Australia, without Chappell, Marsh and Lillee who had retired, with Thomson 35 during the final Test, and with Border settling into the captaincy reluctantly and grumpily, had only McDermott to confront England. Lawson faded, Holland's leg spin was briefly dominant at Lord's - where Australia won as usual - and the wicket-keeping of Wayne Phillips was so confused that he later dreamed Wisden might alter the figures of the bowlers off whom he had spilled too many chances.
England grabbed hold of the Ashes after one bizarre moment at Edgbaston when, after a long break for rain - while such stars as Gower, Edmonds and Gooch reached back to their childhood via Watch With Mother (so Edmonds told me) - Gower caught Phillips off Lamb's boot. You can still find a fighting opponent in any Nullabar bar by declaring that was legitimately out; Border said the batsman should have had the benefit of the doubt; today it would have been 'decided' by 10,000 TV replays.
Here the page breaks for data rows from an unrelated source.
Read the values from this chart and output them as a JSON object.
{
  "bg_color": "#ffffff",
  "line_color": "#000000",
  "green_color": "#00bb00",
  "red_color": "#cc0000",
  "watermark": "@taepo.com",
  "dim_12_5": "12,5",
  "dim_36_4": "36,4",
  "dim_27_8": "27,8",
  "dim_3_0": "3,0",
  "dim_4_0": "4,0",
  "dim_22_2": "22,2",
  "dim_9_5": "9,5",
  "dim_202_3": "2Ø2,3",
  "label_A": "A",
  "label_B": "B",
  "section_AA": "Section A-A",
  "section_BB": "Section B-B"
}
No such concept existed then but it, and the clearing weather, enabled me to write that God must be an Englishman. By the end of the sixth Test England were so much in the ascendency that we assumed they might go on to triumph in the West Indies. Instead they lost 5-0.
Those of us who still believe in that God is partisan will expect Him to intervene as he did 24 years ago and return the world's tiniest trophy to the hands of another fair-haired England, captain Andrew Strauss, backed up by the strong batting of Cook, Bopara, Pietersen, Prior and Flintoff, also still a fearsome bowler; plus a constantly shifting mix of Broad, Anderson, Onions, Sidebottom, Harmison, Swann, Rashid and Panesar. I hope Bresnan will play the part of Ellison.
They say you never learn anything from history; I have tried. We will soon know if I have learnt the right lessons. Just five days to go.